The Trudeau government has signalled to the incoming Trump administration that its willing to renegotiate the North American Free Trade Agreement (NAFTA).
CBC reports, “Canada’s ambassador to the United States says the Liberal government would be ‘happy’ to renegotiate NAFTA with president-elect Donald Trump’s team. ‘Obviously any trade deal can be improved, and to the degree that the president-elect of the United States wants to see improvements to NAFTA, we’d be happy to sit down and talk’, Ambassador David MacNaughton told CBC News Network’s Power & Politics. ‘We’ve got some things I think we’d like to see, and happy to have that discussion with him when he settles in’, MacNaughton told host Rosemary Barton.”
What those “things” are that could be renegotiated, the Liberal government is not revealing to the public.
But the article notes, “Central to that discussion will be working to improve NAFTA, without harming a deal that MacNaughton says has brought so much economic prosperity to the continent.” Prosperity? Council of Canadians chairperson Maude Barlow has commented, “Since NAFTA came into force on January 1, 1994, we’ve seen the loss of well over half a million manufacturing jobs in Canada, the net loss of 1 million jobs in the United States, and the displacement of millions of Mexican farmers. Employment trends suggest part-time precarious jobs with fewer benefits, while the income disparity in all three countries continues to grow.”
MacNaughton says, “Any agreement can be improved. If they want to have a discussion about reopening NAFTA, we’re ready to come to the table.” Global News notes, “MacNaughton stopped short of disclosing details of what Canada would seek in an updated agreement, saying he’d prefer to save that for the discussion table.”
But why the secrecy? Where’s the transparency?
During the last federal election, Trudeau stated this about the Conservative government’s negotiations on the Trans-Pacific Partnership: “The Harper Conservatives have failed to be transparent through the entirety of the negotiations – especially in regards to what Canada is conceding in order to be accepted into this partnership. The government has an obligation to be open and honest about the negotiation process, and immediately share all the details of any agreement. Canadians deserve to know what impacts this agreement will have on different industries across our country.”
Is the controversial investor-state dispute settlement likely to be renegotiated? It wouldn’t seem so. The line so far from Trudeau’s Global Affairs Department has been: “NAFTA Chapter 11 establishes a framework that provides investors with a predictable, rules-based investment climate. While disputes are a normal part of every trade relationship, they represent a very small portion of the billions of dollars in investment that Canada attracts and the billions that Canadian companies invest abroad.”
Could NAFTA’s proportionality clause be on the table? That’s the provision that states Canada is obligated to make a certain proportion of its total supply of oil and gas available for sale to the United States. This de facto mandatory exporting clause affects our ability to reduce greenhouse gas emissions. Given the climate crisis, this clause is an obvious provision to remove.

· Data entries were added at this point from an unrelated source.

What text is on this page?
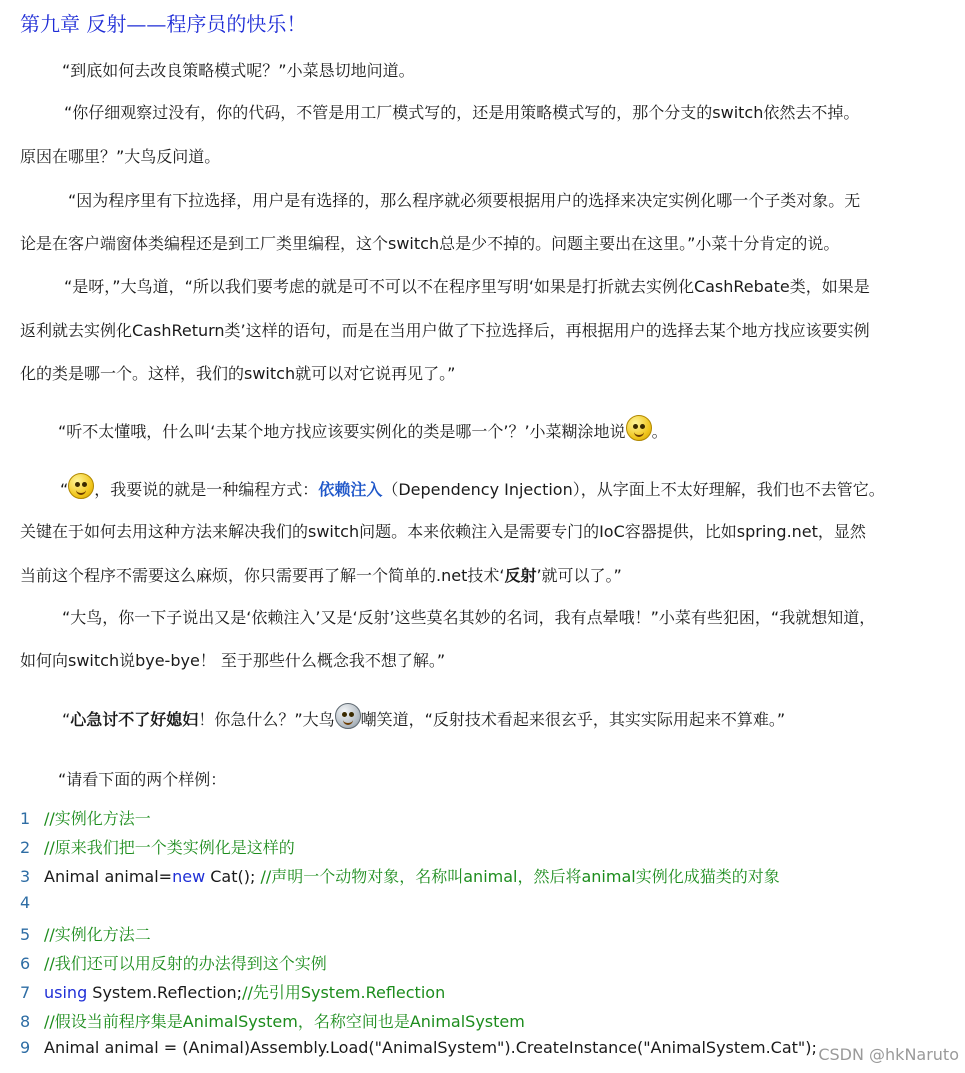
第九章 反射——程序员的快乐！
“到底如何去改良策略模式呢？”小菜恳切地问道。
“你仔细观察过没有，你的代码，不管是用工厂模式写的，还是用策略模式写的，那个分支的switch依然去不掉。
原因在哪里？”大鸟反问道。
“因为程序里有下拉选择，用户是有选择的，那么程序就必须要根据用户的选择来决定实例化哪一个子类对象。无
论是在客户端窗体类编程还是到工厂类里编程，这个switch总是少不掉的。问题主要出在这里。”小菜十分肯定的说。
“是呀，”大鸟道，“所以我们要考虑的就是可不可以不在程序里写明‘如果是打折就去实例化CashRebate类，如果是
返利就去实例化CashReturn类’这样的语句，而是在当用户做了下拉选择后，再根据用户的选择去某个地方找应该要实例
化的类是哪一个。这样，我们的switch就可以对它说再见了。”
“听不太懂哦，什么叫‘去某个地方找应该要实例化的类是哪一个’？’小菜糊涂地说 。
“ ，我要说的就是一种编程方式：依赖注入（Dependency Injection），从字面上不太好理解，我们也不去管它。
关键在于如何去用这种方法来解决我们的switch问题。本来依赖注入是需要专门的IoC容器提供，比如spring.net，显然
当前这个程序不需要这么麻烦，你只需要再了解一个简单的.net技术‘反射’就可以了。”
“大鸟，你一下子说出又是‘依赖注入’又是‘反射’这些莫名其妙的名词，我有点晕哦！”小菜有些犯困，“我就想知道，
如何向switch说bye-bye！ 至于那些什么概念我不想了解。”
“心急讨不了好媳妇！你急什么？”大鸟 嘲笑道，“反射技术看起来很玄乎，其实实际用起来不算难。”
“请看下面的两个样例：
1 //实例化方法一
2 //原来我们把一个类实例化是这样的
3 Animal animal=new Cat(); //声明一个动物对象，名称叫animal，然后将animal实例化成猫类的对象
4
5 //实例化方法二
6 //我们还可以用反射的办法得到这个实例
7 using System.Reflection;//先引用System.Reflection
8 //假设当前程序集是AnimalSystem，名称空间也是AnimalSystem
9 Animal animal = (Animal)Assembly.Load("AnimalSystem").CreateInstance("AnimalSystem.Cat"); CSDN @hkNaruto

But the Liberals likely only want minimal changes. While visiting Washington this past March, Trudeau told CNBC: “I’m not worried that we’re going to suddenly reopen NAFTA or other trade deals: The challenge is once you reopen it a little bit, they all tend to unravel, and it’s too important for both of our economies to continue to have a strong trading relationship.”
The Council of Canadians has long called for the renegotiation of NAFTA. This past June, an Angus Reid Institute poll found that only 1 in 4 Canadians support the deal, with more than one-third wanting it renegotiated.
With that in mind, we are calling for an open, transparent and democratic process, not another secretly negotiated deal. Public hearings should be held. There should also be consultations with First Nations and Indigenous peoples. We call on the Liberal government to be open and honest about the NAFTA renegotiation process and immediately disclose what its seeking with the Trump administration.